Also sprach der Erhabene. Zufrieden freuten sich jene Mönche über das Wort des Erhabenen. Die aṭṭha disā acht Richtungen bezeichnen s.v.a. die acht Freiungen aṭṭha vimokhā der 77. Rede, passim; vergl. auch Lieder der Mönche, Anmerkung zu v. 1172. – Die Makarismen Matth. V, 3-10, im Mittelalter die aht sælekeiten genannt, bieten ein christliches Gegenstück dar; desgl. die, wiederum andersartigen, octo beatitudines der Scholastiker, vielleicht auch schon des Irenäus Abhandlung περι ογδοαδος; mehr noch das Durchwandeln der sechserlei Bilder, in Fritzlars Blume der Schauung.
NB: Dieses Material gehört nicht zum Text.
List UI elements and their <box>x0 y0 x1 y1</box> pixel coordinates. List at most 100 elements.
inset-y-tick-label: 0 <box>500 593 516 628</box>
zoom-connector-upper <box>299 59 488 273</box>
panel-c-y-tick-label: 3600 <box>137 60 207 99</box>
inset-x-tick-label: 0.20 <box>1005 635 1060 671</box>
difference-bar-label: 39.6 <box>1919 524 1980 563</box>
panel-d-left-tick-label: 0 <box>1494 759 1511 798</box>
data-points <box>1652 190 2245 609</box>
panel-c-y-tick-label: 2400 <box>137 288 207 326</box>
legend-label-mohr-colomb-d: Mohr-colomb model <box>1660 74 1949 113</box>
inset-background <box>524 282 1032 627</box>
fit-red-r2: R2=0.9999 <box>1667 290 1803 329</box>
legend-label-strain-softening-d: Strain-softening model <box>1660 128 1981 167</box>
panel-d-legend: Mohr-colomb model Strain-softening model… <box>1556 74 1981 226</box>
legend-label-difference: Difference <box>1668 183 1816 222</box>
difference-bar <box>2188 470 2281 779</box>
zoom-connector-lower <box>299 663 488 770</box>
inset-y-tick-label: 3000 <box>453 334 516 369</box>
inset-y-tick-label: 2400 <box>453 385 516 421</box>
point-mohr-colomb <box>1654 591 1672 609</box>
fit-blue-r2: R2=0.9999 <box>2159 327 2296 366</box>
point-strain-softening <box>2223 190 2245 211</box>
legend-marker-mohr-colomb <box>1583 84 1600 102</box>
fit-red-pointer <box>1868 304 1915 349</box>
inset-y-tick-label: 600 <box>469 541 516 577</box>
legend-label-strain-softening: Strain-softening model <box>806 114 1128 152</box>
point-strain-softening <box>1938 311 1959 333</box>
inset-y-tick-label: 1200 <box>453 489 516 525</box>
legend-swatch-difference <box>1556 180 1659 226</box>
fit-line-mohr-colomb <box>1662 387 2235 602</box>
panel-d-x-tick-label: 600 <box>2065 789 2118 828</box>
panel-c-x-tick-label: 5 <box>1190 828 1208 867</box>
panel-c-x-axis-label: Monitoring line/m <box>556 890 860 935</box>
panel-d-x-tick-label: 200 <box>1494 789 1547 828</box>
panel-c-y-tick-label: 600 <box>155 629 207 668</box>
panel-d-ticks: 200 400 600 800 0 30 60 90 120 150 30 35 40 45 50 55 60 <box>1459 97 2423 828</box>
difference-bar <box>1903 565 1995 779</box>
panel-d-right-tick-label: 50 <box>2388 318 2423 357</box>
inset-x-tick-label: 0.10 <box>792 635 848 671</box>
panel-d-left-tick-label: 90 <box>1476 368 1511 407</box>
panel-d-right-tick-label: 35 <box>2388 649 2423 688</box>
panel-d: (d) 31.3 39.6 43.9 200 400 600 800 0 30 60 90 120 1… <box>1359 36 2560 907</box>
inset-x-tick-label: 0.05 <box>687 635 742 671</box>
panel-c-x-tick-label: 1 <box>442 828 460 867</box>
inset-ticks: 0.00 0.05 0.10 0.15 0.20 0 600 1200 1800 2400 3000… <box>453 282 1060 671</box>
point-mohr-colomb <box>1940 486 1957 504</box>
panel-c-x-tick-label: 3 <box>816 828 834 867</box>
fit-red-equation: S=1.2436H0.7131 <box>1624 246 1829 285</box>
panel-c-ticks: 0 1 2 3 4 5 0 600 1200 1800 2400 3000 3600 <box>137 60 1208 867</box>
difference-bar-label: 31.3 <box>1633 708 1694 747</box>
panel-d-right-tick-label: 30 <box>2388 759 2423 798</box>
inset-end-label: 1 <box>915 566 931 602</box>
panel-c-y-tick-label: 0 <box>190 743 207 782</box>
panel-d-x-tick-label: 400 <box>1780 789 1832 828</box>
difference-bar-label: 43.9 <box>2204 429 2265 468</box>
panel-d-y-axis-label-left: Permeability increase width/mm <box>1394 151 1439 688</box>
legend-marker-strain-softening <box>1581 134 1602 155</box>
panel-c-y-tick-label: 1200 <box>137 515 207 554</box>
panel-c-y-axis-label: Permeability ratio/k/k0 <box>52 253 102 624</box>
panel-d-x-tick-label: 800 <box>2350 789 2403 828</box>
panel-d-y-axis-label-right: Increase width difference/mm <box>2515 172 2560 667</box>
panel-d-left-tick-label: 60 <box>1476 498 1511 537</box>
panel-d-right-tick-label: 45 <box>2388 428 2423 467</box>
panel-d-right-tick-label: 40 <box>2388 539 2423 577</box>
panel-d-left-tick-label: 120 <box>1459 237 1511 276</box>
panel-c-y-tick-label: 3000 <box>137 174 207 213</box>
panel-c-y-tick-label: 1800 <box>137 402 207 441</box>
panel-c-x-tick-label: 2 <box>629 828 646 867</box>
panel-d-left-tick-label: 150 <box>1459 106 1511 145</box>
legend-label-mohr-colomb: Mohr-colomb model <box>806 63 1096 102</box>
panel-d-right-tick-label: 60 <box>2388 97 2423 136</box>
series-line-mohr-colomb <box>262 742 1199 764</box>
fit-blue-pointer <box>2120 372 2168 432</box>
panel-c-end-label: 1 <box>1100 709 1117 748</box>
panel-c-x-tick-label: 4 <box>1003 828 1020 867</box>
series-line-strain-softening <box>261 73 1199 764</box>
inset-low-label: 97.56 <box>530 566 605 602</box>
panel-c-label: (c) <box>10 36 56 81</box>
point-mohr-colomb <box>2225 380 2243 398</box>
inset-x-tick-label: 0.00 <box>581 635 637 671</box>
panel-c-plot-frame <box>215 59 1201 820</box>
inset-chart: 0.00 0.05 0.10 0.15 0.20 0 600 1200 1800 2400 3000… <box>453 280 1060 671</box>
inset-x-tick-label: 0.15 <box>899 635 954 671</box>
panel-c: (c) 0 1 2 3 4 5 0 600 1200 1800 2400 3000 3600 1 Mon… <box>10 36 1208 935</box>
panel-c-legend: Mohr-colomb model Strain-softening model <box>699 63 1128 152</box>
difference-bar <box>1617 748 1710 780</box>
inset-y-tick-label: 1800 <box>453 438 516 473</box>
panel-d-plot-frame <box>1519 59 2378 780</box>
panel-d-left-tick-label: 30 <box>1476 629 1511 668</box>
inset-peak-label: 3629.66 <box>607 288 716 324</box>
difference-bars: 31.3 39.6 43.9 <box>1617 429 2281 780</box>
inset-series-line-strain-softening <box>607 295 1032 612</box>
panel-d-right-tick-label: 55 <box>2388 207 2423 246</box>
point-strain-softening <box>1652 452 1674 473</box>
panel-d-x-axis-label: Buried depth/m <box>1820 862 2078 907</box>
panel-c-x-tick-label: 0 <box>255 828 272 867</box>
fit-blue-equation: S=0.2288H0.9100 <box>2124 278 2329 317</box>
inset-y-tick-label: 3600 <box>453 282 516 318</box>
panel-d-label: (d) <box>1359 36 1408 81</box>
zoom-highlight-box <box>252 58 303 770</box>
Über die Unmittelbarkeit, S. 492, sagt Eckhart, S. 5: Als nû ie ein meister wîser unde mehtiger ist, alsô ouch sîn werc unmitelîcher geschiht und einveldiger ist.
Zur ganzen Stelle S. 490, ‘Dann habt ihr auf eines gestützt ein anderes abzustoßen’, sei der geübteren Beobachtung ein gewiss analoger Spruch Goethes empfohlen, aus der Säligen Sehnsucht, im West-östlichen Divan, 1. Buch, vorletzter Vers:

Und so lang du Das nicht hast,
Dieses: Stirb und werde!
Bist du nur ein trüber Gast
Auf der dunkeln Erde.

Der selbe Gedanke, »Dies um Das«, ist im Tao-te-king wiederholt vorgetragen.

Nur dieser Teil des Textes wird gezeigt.